Melba snorted, curling one of her long black braids around a finger.
“I’m not an Uncanny; I don’t know how you all work.
I would assume the Magicker would have a stronger scent or perhaps even leave a trail.
But most often Cogs and Nescients are the victims of curses, as the others are much harder to magically manipulate. Their innate gifts resist it.”
Jamison shifted in his seat, and Dessa couldn’t blame him. This conversation was turning out to be more depressing than helpful. “What happens if the Magicker dies before you find them?”
“As long as a curse is active, the Magicker is tied to it, and so they wouldn’t be able to leave this Earth.” Melba crossed her arms. “That’s why I suspect Richard can’t cross.”
Dessa’s jaw dropped. “Richard cursed someone? I thought he couldn’t cross because he was tied to this office by spite or something.”
“He still won’t tell me, so it’s just my best guess. I suppose pure stubbornness is another possibility, though I doubt even spite is that powerful. Either way, Richard is but a shell of who he was as a human. Every year he fades a little more.”
“Then why doesn’t he just let go?” Jamison asked.
Melba sighed. “I don’t know. As much as he’s forthcoming about everyone else’s business, he’s extremely clammy about his own.”
Mentally, Dessa added two more items to her to-do list: find the Kane curser, and bribe Richard to let go of his curse, or whatever it was chaining him to the mortal plane. “Are the curses documented in our records anywhere?”
“Only when people admit to them,” Melba said. “Usually the reason for the curse is just as bad as the curse itself so—”
Shouting erupted from the main lobby, and Dessa frowned before peeking out of the conference room. She tried to calculate the odds that she could sidestep whatever newest crisis was blossoming here and let Arthur handle it. Because she seriously needed a breather.
Once again, a Vampire and a Werewolf were seething in the middle of the office, but this time, they both seemed to be shouting in tandem at Arthur.
“Get off your bony backside and do something!” the tall Vampire shouted, looking ready to vault over the desk and throttle Arthur himself.
Arthur sat back and crossed his arms over his solid black tie. “Did you inform Deputy Werach in the enforcement office?”
“We did and his secretary said we had to wait until next week for an open spot in his calendar,” the blond Werewolf snarled.
Dessa vaguely recognized her as one of the guards that had been at Carly’s room, and she was fairly sure the Vampire had driven her back from Jean Marc’s house the previous week. But what were they doing here?
“And what do you expect the records office to do?” Arthur asked, his granite stare sliding from one to the other with admirable calm. “Our acting lead was already hurt twice trying to solve problems that were not her job.”
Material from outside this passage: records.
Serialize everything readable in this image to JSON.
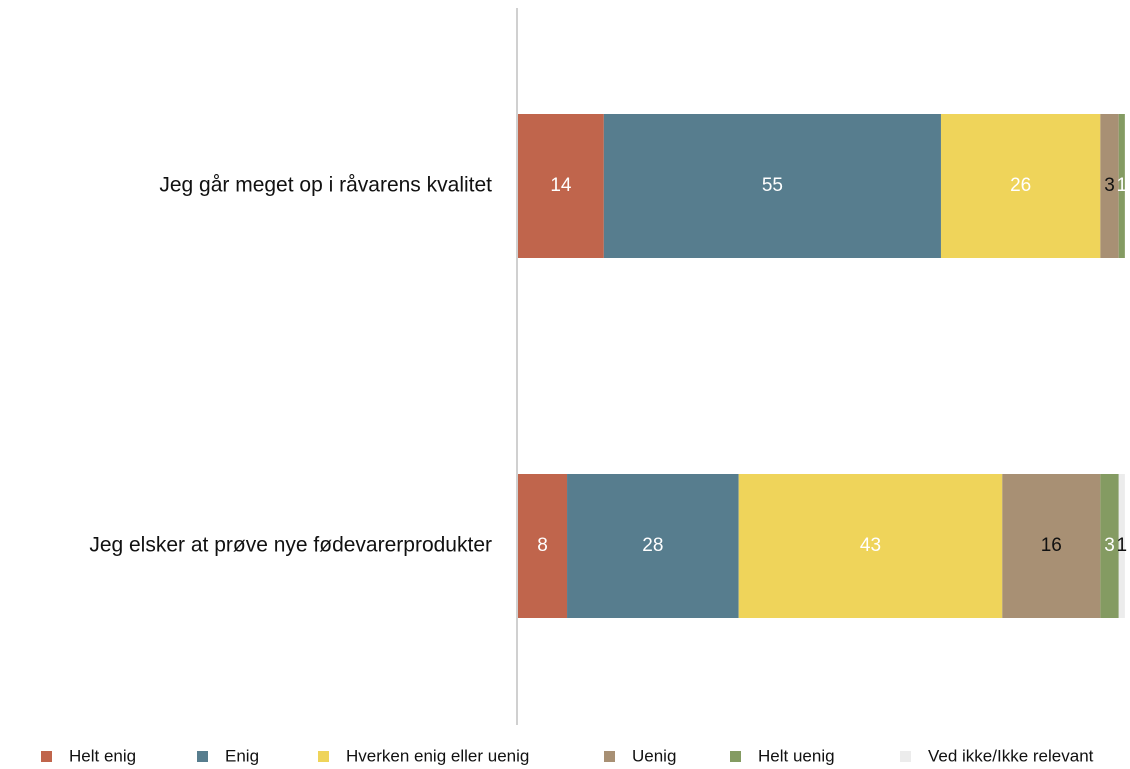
{
  "chart_data": {
    "type": "stacked_barh",
    "categories": [
      "Jeg går meget op i råvarens kvalitet",
      "Jeg elsker at prøve nye fødevarerprodukter"
    ],
    "series": [
      {
        "name": "Helt enig",
        "color": "#c0654c",
        "label_color": "#ffffff",
        "values": [
          14,
          8
        ]
      },
      {
        "name": "Enig",
        "color": "#577d8e",
        "label_color": "#ffffff",
        "values": [
          55,
          28
        ]
      },
      {
        "name": "Hverken enig eller uenig",
        "color": "#efd45a",
        "label_color": "#ffffff",
        "values": [
          26,
          43
        ]
      },
      {
        "name": "Uenig",
        "color": "#a89074",
        "label_color": "#111111",
        "values": [
          3,
          16
        ]
      },
      {
        "name": "Helt uenig",
        "color": "#849b62",
        "label_color": "#ffffff",
        "values": [
          1,
          3
        ]
      },
      {
        "name": "Ved ikke/Ikke relevant",
        "color": "#ececec",
        "label_color": "#111111",
        "values": [
          0,
          1
        ]
      }
    ],
    "xlim": [
      0,
      100
    ],
    "legend": "bottom"
  }
}
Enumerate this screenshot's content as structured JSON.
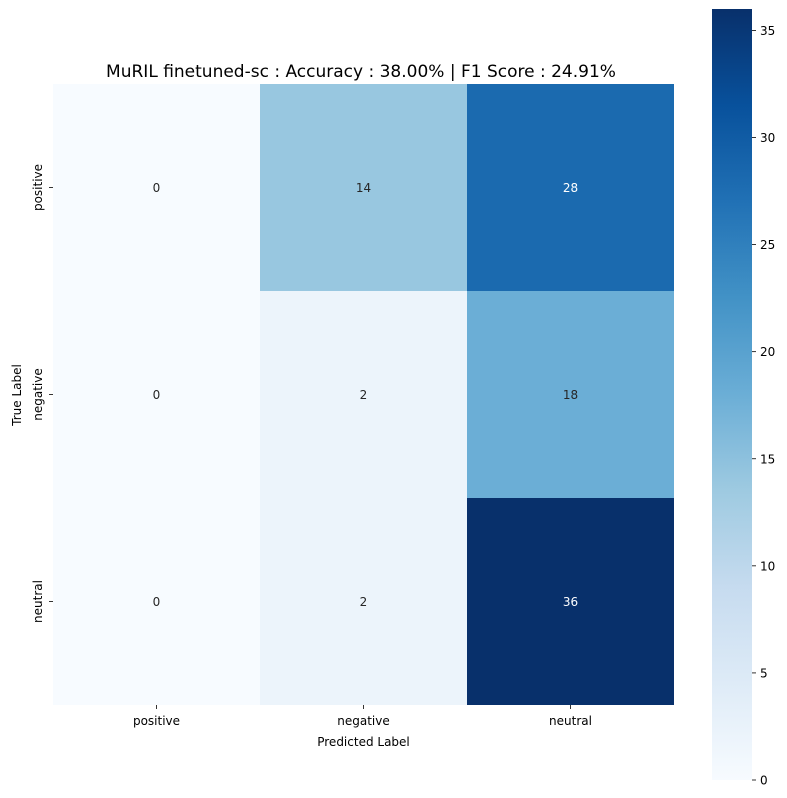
{
  "chart_data": {
    "type": "heatmap",
    "title": "MuRIL finetuned-sc : Accuracy : 38.00% | F1 Score : 24.91%",
    "xlabel": "Predicted Label",
    "ylabel": "True Label",
    "x_categories": [
      "positive",
      "negative",
      "neutral"
    ],
    "y_categories": [
      "positive",
      "negative",
      "neutral"
    ],
    "values": [
      [
        0,
        14,
        28
      ],
      [
        0,
        2,
        18
      ],
      [
        0,
        2,
        36
      ]
    ],
    "colormap": "Blues",
    "colorbar": {
      "min": 0,
      "max": 36,
      "ticks": [
        0,
        5,
        10,
        15,
        20,
        25,
        30,
        35
      ]
    }
  }
}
Meanwhile, Richard and Noah watched from the couch as if they needed popcorn. Before the end of the day, half the town would probably hear about this little confrontation, but at least they weren’t actively making the situation worse.
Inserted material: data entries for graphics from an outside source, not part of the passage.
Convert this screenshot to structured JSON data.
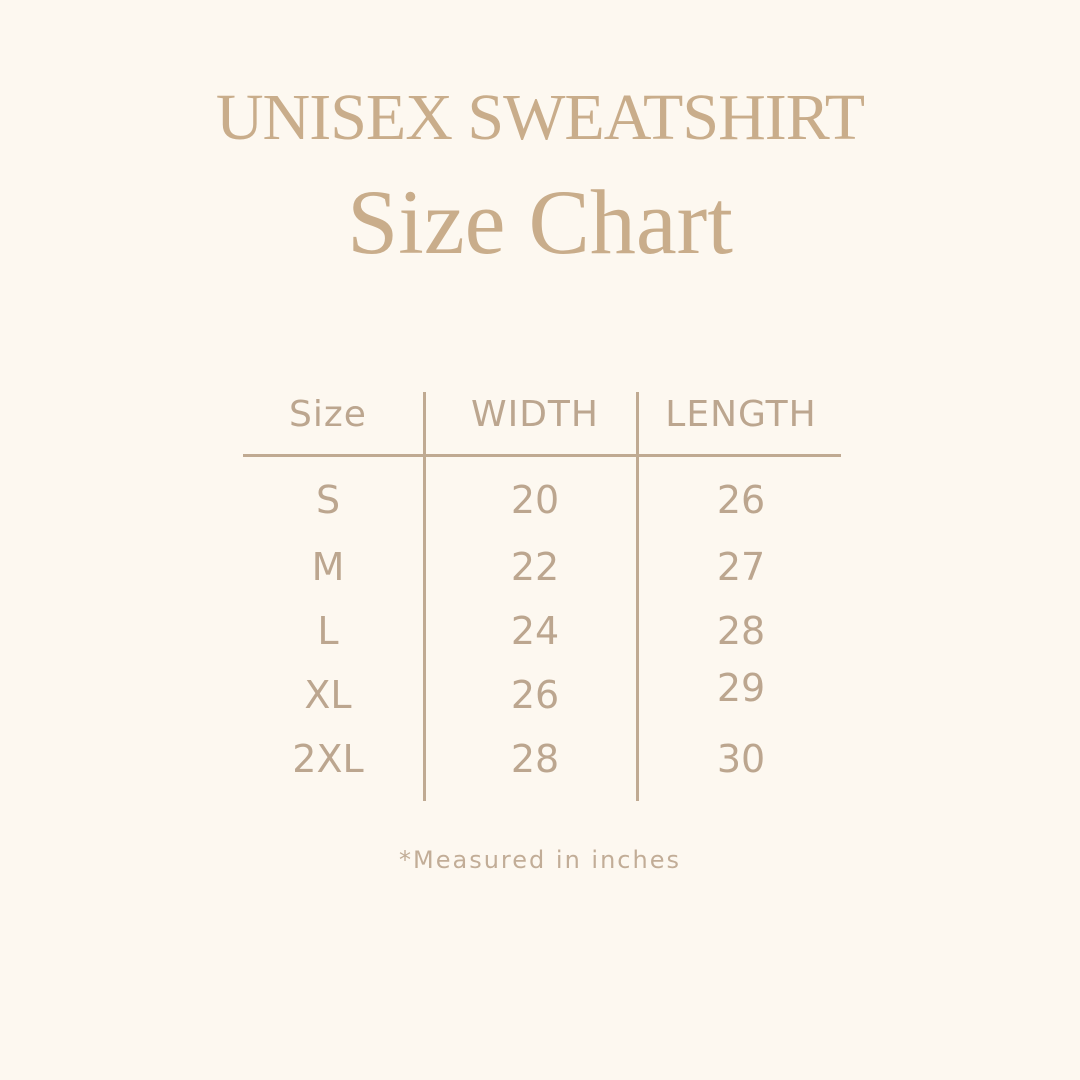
{
  "title": "UNISEX SWEATSHIRT",
  "subtitle": "Size Chart",
  "table": {
    "headers": [
      "Size",
      "WIDTH",
      "LENGTH"
    ],
    "rows": [
      [
        "S",
        "20",
        "26"
      ],
      [
        "M",
        "22",
        "27"
      ],
      [
        "L",
        "24",
        "28"
      ],
      [
        "XL",
        "26",
        "29"
      ],
      [
        "2XL",
        "28",
        "30"
      ]
    ]
  },
  "footnote": "*Measured in inches",
  "colors": {
    "background": "#fdf8f0",
    "text": "#bca68f",
    "title": "#c9ad8b",
    "rules": "#c0aa92"
  }
}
“Contact someone helpful, or I don’t know, maybe even send someone before this town erupts into a bloodbath,” the Werewolf snapped, her claws extending as she leaned over Arthur’s monitor. “Starting with you.”
“Okay, what’s going on?” Dessa stepped into the room, not at all prepared for another round of dramatics, and at the same time not able to help herself. “Is Carly okay?”
The Vampire turned toward her with a dramatic show of relief. “Oh thank mercy. Someone reasonable. Carly is fine.”
“But Rhett and Brynn both went missing yesterday morning and there are signs of violence,” the Werewolf added, her claws receding, if only a little.
Dessa’s stomach dropped like an anvil, her ears buzzing as she scanned the office––the office every one of the victims could be connected to. Apparently, she didn’t have to decide to jump into this newest problem after all.
Because they were already in the middle of it.